A new study combines cfDNA fragmentomes and protein biomarkers to vastly improve early detection of ovarian cancer, offering a cost-effective and robust tool for mass screening. Study: Early detection of ovarian cancer using cell-free DNA fragmentomes and protein biomarkers . Image Credit: Marko Aliaksandr / Shutterstock.
com Due to the lack of effective and widely available screening methods available for the early diagnosis of ovarian cancer, researchers in a recent study published in the journal Cancer Discovery determined the potential of using cell-free DNA (cfDNA) and protein biomarkers. Challenges in ovarian cancer diagnosis Ovarian cancer causes over 200,000 deaths and 300,000 new cases each year throughout the world. In the United States alone, 19,600 cases and 12,700 deaths are predicted for 2024.

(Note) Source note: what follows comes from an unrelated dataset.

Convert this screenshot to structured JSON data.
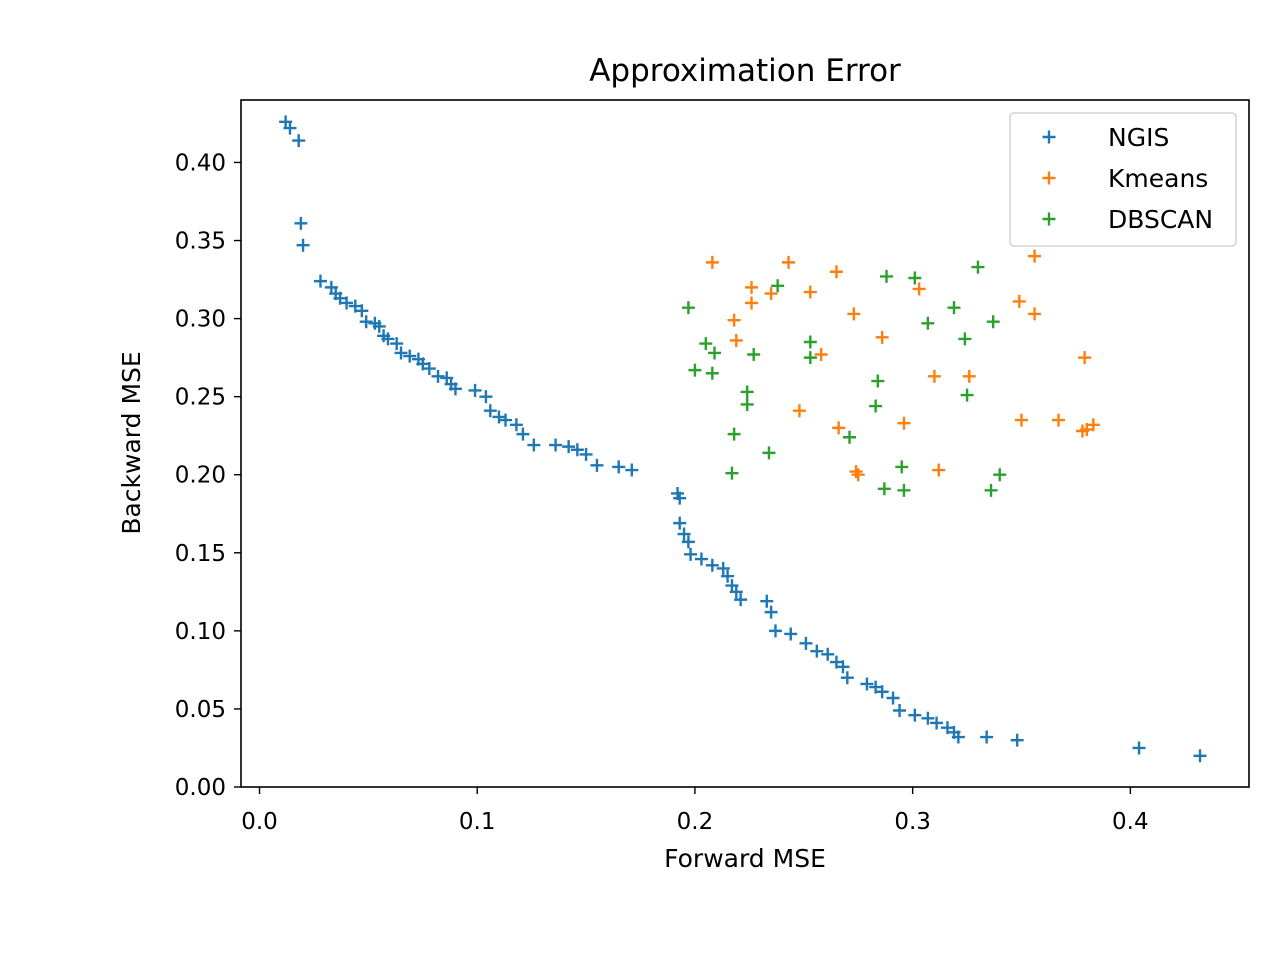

Five-year survival at diagnosis for a woman with stage I invasive epithelial ovarian cancer (iEOC) is 93%, whereas 75% of stage II and IIA1 ovarian cancer cases with regional lymph node involvement will survive five-years after diagnosis. However, in more invasive stages of ovarian cancer, which include stage III other than IIIA1 or stage IV, the five-year survival rate is reduced to 31%. Detecting early-stage ovarian cancer remains difficult due to nonspecific symptoms and the absence of reliable screening tests.
Nevertheless, several studies have suggested that specific biomarkers, including mucin-16, otherwise known as CA-125, and human epididymis protein 4 (HE4), may fa.